I didn't realise they were separated so early but I met mum who looked really healthy and well cared for, her temperament was amazing and had lots of affection for Victoria! I cannot fault jasper, like max his temperament is faultless! The only issues were with his weight but the litter picked up a bug after someone called to see their pup and brought every man and his dog with them. Victoria also text me after I collected jasper to check how he was doing! I also sent her an update the other day and she was delighted to here how he was getting on.
Hope everything goes well with muttley, he sounds lovely! I'm sure with lots of love and socialisation he will be fine!

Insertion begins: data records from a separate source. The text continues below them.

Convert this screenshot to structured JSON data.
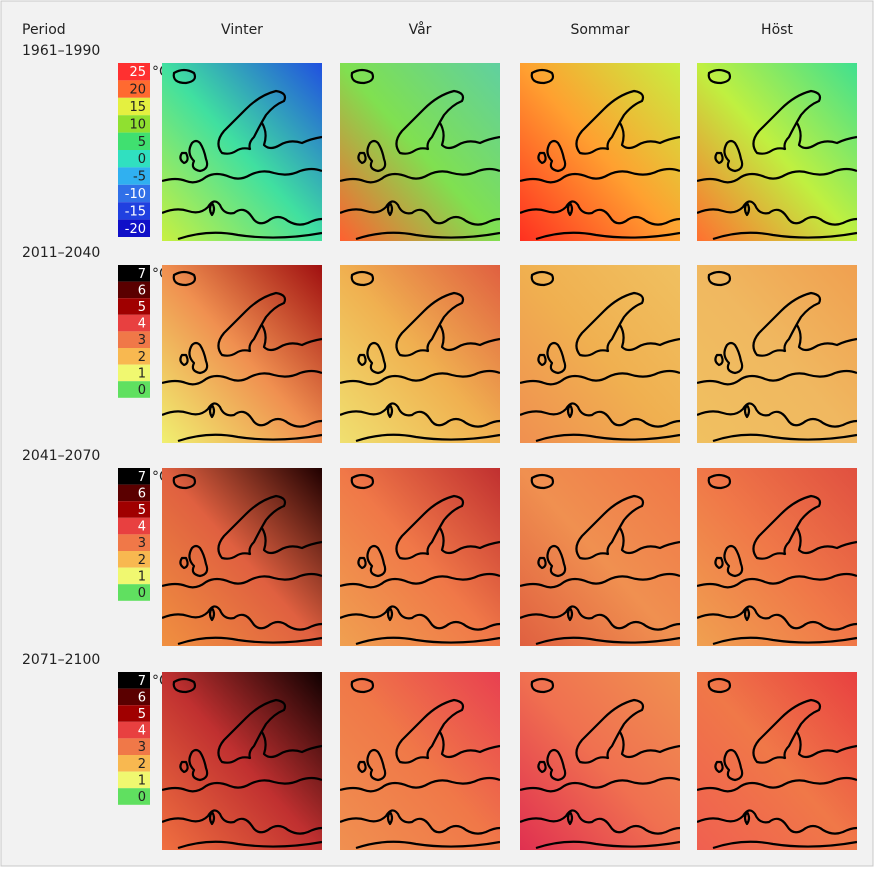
{
  "header": {
    "period": "Period",
    "seasons": [
      "Vinter",
      "Vår",
      "Sommar",
      "Höst"
    ]
  },
  "rows": [
    {
      "period": "1961–1990",
      "unit": "°C",
      "legend": [
        {
          "label": "25",
          "color": "#ff3030"
        },
        {
          "label": "20",
          "color": "#ff6a30"
        },
        {
          "label": "15",
          "color": "#e4f040"
        },
        {
          "label": "10",
          "color": "#90e030"
        },
        {
          "label": "5",
          "color": "#40e070"
        },
        {
          "label": "0",
          "color": "#30e0c0"
        },
        {
          "label": "-5",
          "color": "#30b0f0"
        },
        {
          "label": "-10",
          "color": "#3070e8"
        },
        {
          "label": "-15",
          "color": "#2040e0"
        },
        {
          "label": "-20",
          "color": "#1010c8"
        }
      ],
      "maps": [
        {
          "colors": [
            "#2050e0",
            "#40e0a0",
            "#c8f040"
          ]
        },
        {
          "colors": [
            "#60d0a0",
            "#80e050",
            "#ff6030"
          ]
        },
        {
          "colors": [
            "#c8f040",
            "#ffa030",
            "#ff3020"
          ]
        },
        {
          "colors": [
            "#40e090",
            "#c0f040",
            "#ff7030"
          ]
        }
      ]
    },
    {
      "period": "2011–2040",
      "unit": "°C",
      "legend": [
        {
          "label": "7",
          "color": "#000000"
        },
        {
          "label": "6",
          "color": "#5a0000"
        },
        {
          "label": "5",
          "color": "#a00000"
        },
        {
          "label": "4",
          "color": "#e84040"
        },
        {
          "label": "3",
          "color": "#f07848"
        },
        {
          "label": "2",
          "color": "#f8b850"
        },
        {
          "label": "1",
          "color": "#f0f870"
        },
        {
          "label": "0",
          "color": "#60e060"
        }
      ],
      "maps": [
        {
          "colors": [
            "#a01010",
            "#f09050",
            "#f0f070"
          ]
        },
        {
          "colors": [
            "#e06040",
            "#f0b050",
            "#f0e070"
          ]
        },
        {
          "colors": [
            "#f0c060",
            "#f0b050",
            "#f09050"
          ]
        },
        {
          "colors": [
            "#f0a050",
            "#f0b860",
            "#f0c060"
          ]
        }
      ]
    },
    {
      "period": "2041–2070",
      "unit": "°C",
      "legend": [
        {
          "label": "7",
          "color": "#000000"
        },
        {
          "label": "6",
          "color": "#5a0000"
        },
        {
          "label": "5",
          "color": "#a00000"
        },
        {
          "label": "4",
          "color": "#e84040"
        },
        {
          "label": "3",
          "color": "#f07848"
        },
        {
          "label": "2",
          "color": "#f8b850"
        },
        {
          "label": "1",
          "color": "#f0f870"
        },
        {
          "label": "0",
          "color": "#60e060"
        }
      ],
      "maps": [
        {
          "colors": [
            "#200000",
            "#e06040",
            "#f09040"
          ]
        },
        {
          "colors": [
            "#c03030",
            "#f07848",
            "#f0a050"
          ]
        },
        {
          "colors": [
            "#f07848",
            "#f09050",
            "#e06040"
          ]
        },
        {
          "colors": [
            "#e05040",
            "#f07848",
            "#f0a050"
          ]
        }
      ]
    },
    {
      "period": "2071–2100",
      "unit": "°C",
      "legend": [
        {
          "label": "7",
          "color": "#000000"
        },
        {
          "label": "6",
          "color": "#5a0000"
        },
        {
          "label": "5",
          "color": "#a00000"
        },
        {
          "label": "4",
          "color": "#e84040"
        },
        {
          "label": "3",
          "color": "#f07848"
        },
        {
          "label": "2",
          "color": "#f8b850"
        },
        {
          "label": "1",
          "color": "#f0f870"
        },
        {
          "label": "0",
          "color": "#60e060"
        }
      ],
      "maps": [
        {
          "colors": [
            "#100000",
            "#c03030",
            "#f07040"
          ]
        },
        {
          "colors": [
            "#e84050",
            "#f07848",
            "#f09050"
          ]
        },
        {
          "colors": [
            "#f09050",
            "#f07050",
            "#e03050"
          ]
        },
        {
          "colors": [
            "#e84040",
            "#f07848",
            "#f06050"
          ]
        }
      ]
    }
  ]
}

Sent from my iPhone using Tapatalk


----------



## Smallears (Oct 28, 2012)

Rudy and max mums and dads, when all said and done we seem to have healthy happy pups so ok their start in the world wasn't as nice and cosy as some others but mutt came home at 10 weeks was using wee pads and within 2 weeks was sitting at door waiting to be let out to toilet, he didn't sleep that great for first few weeks but hey he's a pup!! And all my friends are amazed that I can walk up the river or thru woods without him being on a lead and he really behaves and never let's me far from sight so all in all little rascal pups aren't that bad are they!!


----------



## rudy's mum (Oct 29, 2012)

I've just let Rudy out of his crate after putting him in there for a couple of minutes for time out as he was creating merry hell, and he still is lol, so yes he is happy and healthy, god knows what's going to happen when we put the Christmas tree up, thank goodness they all have good homes now and we know for the future.


----------